Species group: Insect-Eating Snakes
Other common names: South China Green Snake
Scientific name: Cyclophiops major
This attractive snake is not often kept, but is very interesting and in need of attention from breeders. As a greater variety of feeder insects become available, the Greater Green Snake may find its way into more private and public collections.
The Greater Green Snake is found in southern China, Taiwan, northern Vietnam and Laos.
The Greater Green Snake frequents overgrown farm borders, brushy swamps, and wet forests.
Appearance / health:
Slender in build, the Greater Green Snake reaches 75-120 cm (30-48 in) in length. It is a uniform bright green in color, with black speckling appearing on some individuals.
Greater Green Snakes fare poorly in bare, dry terrariums and may be subject to stress-induced ailments if handled frequently.
Behavior / temperament:
Although most keepers report that they are somewhat shy and rarely bite, Greater Green Snakes should, like all snakes, be handled carefully.
Greater Green Snakes are partially arboreal, and best housed in large, vertically-oriented terrariums or custom-built cages. The enclosure should be provided with numerous branches and tangles of real or artificial vines; hanging live or artificial plants should be positioned over branches to act as sheltering sites. Like many arboreal snakes, they will drink from water sprayed onto the body coils; some will also accept water from a bowl. As these snakes favor humid surroundings, cypress mulch or similar materials should be employed as a substrate. Dry sections should also be available, as constant dampness will encourage fungal skin disorders. Ambient temperature: 78- 82 F; basking temperature: 85 F.

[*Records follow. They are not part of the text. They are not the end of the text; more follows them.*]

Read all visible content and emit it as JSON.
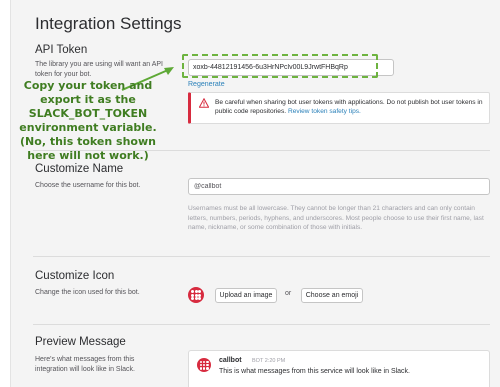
{
  "page": {
    "title": "Integration Settings"
  },
  "api_token": {
    "title": "API Token",
    "description": "The library you are using will want an API token for your bot.",
    "token_value": "xoxb-44812191456-6u3HrNPclv00L9JrwtFHBqRp",
    "regenerate_label": "Regenerate",
    "warning_text": "Be careful when sharing bot user tokens with applications. Do not publish bot user tokens in public code repositories.",
    "warning_link": "Review token safety tips."
  },
  "annotation": {
    "lines": [
      "Copy your token and",
      "export it as the",
      "SLACK_BOT_TOKEN",
      "environment variable.",
      "(No, this token shown",
      "here will not work.)"
    ],
    "color": "#3f7d21"
  },
  "customize_name": {
    "title": "Customize Name",
    "description": "Choose the username for this bot.",
    "username_value": "@callbot",
    "help_text": "Usernames must be all lowercase. They cannot be longer than 21 characters and can only contain letters, numbers, periods, hyphens, and underscores. Most people choose to use their first name, last name, nickname, or some combination of those with initials."
  },
  "customize_icon": {
    "title": "Customize Icon",
    "description": "Change the icon used for this bot.",
    "upload_label": "Upload an image",
    "or_label": "or",
    "emoji_label": "Choose an emoji",
    "icon": "bot-dots-icon"
  },
  "preview_message": {
    "title": "Preview Message",
    "description": "Here's what messages from this integration will look like in Slack.",
    "bot_name": "callbot",
    "bot_tag": "BOT",
    "time": "2:20 PM",
    "message": "This is what messages from this service will look like in Slack."
  },
  "colors": {
    "accent_red": "#d72b3f",
    "link_blue": "#2a80b9",
    "highlight_green": "#6db33f"
  }
}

Caterpillars, beetle grubs, worms, and other soft-bodied invertebrates comprise most of the natural diet. Pets do well on a base diet of earthworms, waxworms, silkworms, hornworms, and butterworms; beetle grubs and “non-hairy” caterpillars should also be offered when available. In common with most insectivorous species, Greater Green Snakes do best when fed 3-4xs weekly. A calcium/Vitamin D3 supplement should be provided twice weekly.
Captive breeding is rare. Wild females produce 2-16 eggs.